Some effects of truncation on topographic instability

Abstract

The topographic stability of forced planetary waves in α β‐channel is investigated using a barotropic model. The equilibrium forced waves are the result of the interaction of a constant mean zonal wind over finite‐amplitude surface orography. Small‐amplitude perturbations of the equilibrium flows are considered that have a wavy part with the same zonal wavenumber as the forcing but an arbitrary meridional structure. The mean zonal part of the perturbations is also taken to be arbitrary. This configuration allows us to (1) isolate those instabilities that depend crucially on topography through form drag and (2) investigate non‐topographic effects on topographic instability that arise from the convergence of Reynolds stresses. A numerical stability analysis is then performed wherein the effects of truncation are emphasized.
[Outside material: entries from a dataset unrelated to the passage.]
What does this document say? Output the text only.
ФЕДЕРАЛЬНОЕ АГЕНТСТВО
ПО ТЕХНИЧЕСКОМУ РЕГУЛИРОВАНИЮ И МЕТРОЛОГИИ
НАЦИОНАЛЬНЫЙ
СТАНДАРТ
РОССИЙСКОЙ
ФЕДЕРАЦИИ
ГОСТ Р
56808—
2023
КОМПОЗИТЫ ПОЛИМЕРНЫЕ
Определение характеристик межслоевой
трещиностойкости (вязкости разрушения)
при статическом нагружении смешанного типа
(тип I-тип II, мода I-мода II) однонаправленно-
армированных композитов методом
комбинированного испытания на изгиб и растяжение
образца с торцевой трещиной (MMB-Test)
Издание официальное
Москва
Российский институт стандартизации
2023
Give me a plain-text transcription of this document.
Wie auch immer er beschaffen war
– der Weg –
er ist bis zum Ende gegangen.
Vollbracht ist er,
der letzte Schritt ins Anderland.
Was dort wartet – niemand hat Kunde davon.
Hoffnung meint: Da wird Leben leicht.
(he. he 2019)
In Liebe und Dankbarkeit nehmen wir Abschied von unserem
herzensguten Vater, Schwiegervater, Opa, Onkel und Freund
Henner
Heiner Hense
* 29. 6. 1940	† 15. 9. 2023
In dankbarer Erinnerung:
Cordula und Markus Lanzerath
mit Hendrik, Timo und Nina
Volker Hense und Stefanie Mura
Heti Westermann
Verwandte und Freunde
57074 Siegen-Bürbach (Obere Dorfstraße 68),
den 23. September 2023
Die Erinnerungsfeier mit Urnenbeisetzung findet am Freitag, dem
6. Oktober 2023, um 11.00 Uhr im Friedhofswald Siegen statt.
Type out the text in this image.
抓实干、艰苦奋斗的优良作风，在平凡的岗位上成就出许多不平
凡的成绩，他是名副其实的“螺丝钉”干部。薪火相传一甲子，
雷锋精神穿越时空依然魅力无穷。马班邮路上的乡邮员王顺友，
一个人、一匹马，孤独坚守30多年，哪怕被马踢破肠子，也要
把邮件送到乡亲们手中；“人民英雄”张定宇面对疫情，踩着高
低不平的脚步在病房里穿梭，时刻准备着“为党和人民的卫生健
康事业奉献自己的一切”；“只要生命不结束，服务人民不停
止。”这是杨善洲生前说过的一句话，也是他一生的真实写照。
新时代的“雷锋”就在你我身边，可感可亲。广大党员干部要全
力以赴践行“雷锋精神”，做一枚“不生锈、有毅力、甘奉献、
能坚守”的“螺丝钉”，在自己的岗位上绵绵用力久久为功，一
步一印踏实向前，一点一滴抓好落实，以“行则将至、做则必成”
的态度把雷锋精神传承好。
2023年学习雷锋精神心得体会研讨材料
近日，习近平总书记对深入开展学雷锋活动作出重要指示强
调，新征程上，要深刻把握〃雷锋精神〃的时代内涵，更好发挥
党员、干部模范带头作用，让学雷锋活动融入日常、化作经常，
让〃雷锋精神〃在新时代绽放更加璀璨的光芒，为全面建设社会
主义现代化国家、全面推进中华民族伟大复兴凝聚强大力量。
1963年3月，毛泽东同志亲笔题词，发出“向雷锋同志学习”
This numerical approach casts doubts about the results obtained from some earlier studies involving various ad hoc assumptions. We find, in particular, that unstable long waves (i.e. waves with the zonal wavelength greater than the meridional wavelength) exist under superresonant conditions. This contradicts some previous results that suggest long waves are unstable only when the flow is subresonant. Further, our model reveals the existence of some interesting travelling instabilities. The latter are shown to depend on both form drag and Reynolds stresses in that these two mechanisms alternate in time in supplying the perturbation with the required energy to maintain the exponential growth.